The Black Death in 14th century Europe illustrates the first two of these. Infectious diseases require a certain density of population to travel between humans, or between humans and animals. The Black Death is thought to have had a case fatality rate of around 80 per cent in bubonic form and almost 100 per cent in pneumonic form. It killed somewhere between 30 and 60 percent of the European population, obliterating entire villages and provoking considerable social and economic changes. Many survivors seem to have carried genes that conferred some immunity, selecting for a distinctive genotype that is still visible in European populations. The disease retreated to its animal reservoir, although it continued to cross over to humans until the 19th century. An example of the third might be the ‘Sweating Sickness’ that appeared several times in 16th century England. Various organisms have been proposed as the cause of these epidemics but they do not seem to have spread to mainland Europe. This disease remains something of an historical mystery.

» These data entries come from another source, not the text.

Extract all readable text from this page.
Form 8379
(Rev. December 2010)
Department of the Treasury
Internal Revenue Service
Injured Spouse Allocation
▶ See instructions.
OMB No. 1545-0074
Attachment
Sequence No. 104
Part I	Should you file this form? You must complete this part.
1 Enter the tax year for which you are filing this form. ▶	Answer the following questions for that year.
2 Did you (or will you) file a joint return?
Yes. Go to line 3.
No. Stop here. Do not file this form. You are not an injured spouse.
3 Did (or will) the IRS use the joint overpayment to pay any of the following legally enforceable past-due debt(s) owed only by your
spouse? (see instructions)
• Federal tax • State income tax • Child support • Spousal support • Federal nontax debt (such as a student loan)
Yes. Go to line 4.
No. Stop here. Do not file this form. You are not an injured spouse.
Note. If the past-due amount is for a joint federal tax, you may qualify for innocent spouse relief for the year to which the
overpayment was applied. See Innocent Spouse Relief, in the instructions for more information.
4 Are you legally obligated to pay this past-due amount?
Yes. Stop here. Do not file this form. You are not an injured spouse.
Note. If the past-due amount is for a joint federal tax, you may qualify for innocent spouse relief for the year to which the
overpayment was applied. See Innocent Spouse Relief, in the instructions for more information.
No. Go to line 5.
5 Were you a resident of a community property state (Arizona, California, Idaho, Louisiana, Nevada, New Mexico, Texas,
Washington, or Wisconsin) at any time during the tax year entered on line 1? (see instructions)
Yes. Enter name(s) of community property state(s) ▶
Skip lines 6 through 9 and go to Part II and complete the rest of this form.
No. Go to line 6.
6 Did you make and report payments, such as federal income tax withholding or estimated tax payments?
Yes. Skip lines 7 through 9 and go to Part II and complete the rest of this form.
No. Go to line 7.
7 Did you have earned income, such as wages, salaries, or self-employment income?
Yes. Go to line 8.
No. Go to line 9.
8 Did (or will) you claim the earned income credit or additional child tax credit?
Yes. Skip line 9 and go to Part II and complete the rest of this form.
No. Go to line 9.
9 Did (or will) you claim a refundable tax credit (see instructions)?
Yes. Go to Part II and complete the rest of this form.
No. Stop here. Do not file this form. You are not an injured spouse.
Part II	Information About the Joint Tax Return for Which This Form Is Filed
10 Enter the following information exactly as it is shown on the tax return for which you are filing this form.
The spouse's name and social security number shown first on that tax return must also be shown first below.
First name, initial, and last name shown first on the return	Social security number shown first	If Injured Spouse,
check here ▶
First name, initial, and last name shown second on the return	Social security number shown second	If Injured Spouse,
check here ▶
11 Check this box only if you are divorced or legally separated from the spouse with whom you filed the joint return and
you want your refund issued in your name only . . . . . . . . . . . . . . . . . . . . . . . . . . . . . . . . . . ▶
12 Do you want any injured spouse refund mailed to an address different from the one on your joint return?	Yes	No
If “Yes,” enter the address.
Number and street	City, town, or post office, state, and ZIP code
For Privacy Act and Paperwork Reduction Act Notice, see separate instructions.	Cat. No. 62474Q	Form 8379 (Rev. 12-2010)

2) Some environmental change interrupts transmission of the organism
Plague eventually died out in Europe because humans increasingly lived in ways that distanced them from rat populations. It remains endemic among some animal populations in the southwest USA, but is now treatable with antibiotics. A contemporary example might be HIV, where transmission was radically reduced by changes in sexual practices, the greater use of condoms, and the increased availability of safe injection methods for drug users.
3) The organism mutates to become less virulent
This may have happened with some of the coronaviruses that cause the common cold. These would originally have entered human populations in much the same way as SARS-CoV-2 but became less virulent and more transmissible. Evolutionary processes tend to favour less severe forms of disease organisms, because the victim survives longer and can infect more people. A less disabling infection may also lead to less self-isolation in a sick bed and, again, create more opportunities for transmission as everyday life continues.
4) An effective vaccine or therapy is developed and the organism does not mutate fast enough to escape it. If there is no animal species to act as a reservoir, the disease can be eradicated.
The only successful example is smallpox eradication, declared complete in 1980 by the World Health Organisation. This required 20 years’ work, involving an extraordinary degree of international co-operation despite the Cold War between the USA and the USSR and their competition for global hegemony. Poliomyelitis is approaching eradication, but this has also taken more than twenty years’ work under WHO leadership. Eradication may also be achievable by the use of a therapy that prevents transmission, rather than a vaccine that generates an immune response – HIV and PrEP is an example.
SARS-CoV-2 does not seem likely to be eliminated by the first mechanism: people do not die from the infection in large enough numbers. There may be genetic influences on survival but these do not seem to be sufficient to create a resistant population through selective reproduction. There is still uncertainty about how much immunity follows recovery and how long it will last. It is not clear that any environmental change will interrupt transmission sufficiently to eradicate the virus. Some advocates of mask wearing and social distancing might make this claim.
The evidence for the benefits of either is, though, so uncertain that they seem unlikely to be decisive, especially with a virus that can be passed on through asymptomatic individuals or before symptoms emerge. By comparison, SARS–CoV-1 was not infectious until symptoms emerged. This made it feasible to isolate sick people before they had many contacts. Mutation is a stronger possibility, if this is how other coronaviruses survived in human populations. If 80-85 percent of people who contract COVID-19 only have a mild to moderate illness, that is a powerful selection pressure. The prospects for a vaccine are uncertain but many in that field seem sceptical that it will be anything like as effective as the childhood vaccinations that we take as models.
We may get lucky – but it seems to be just as likely that we need to learn to live with this virus much as we have learned to live with influenza. I hope to return to this theme in a future post.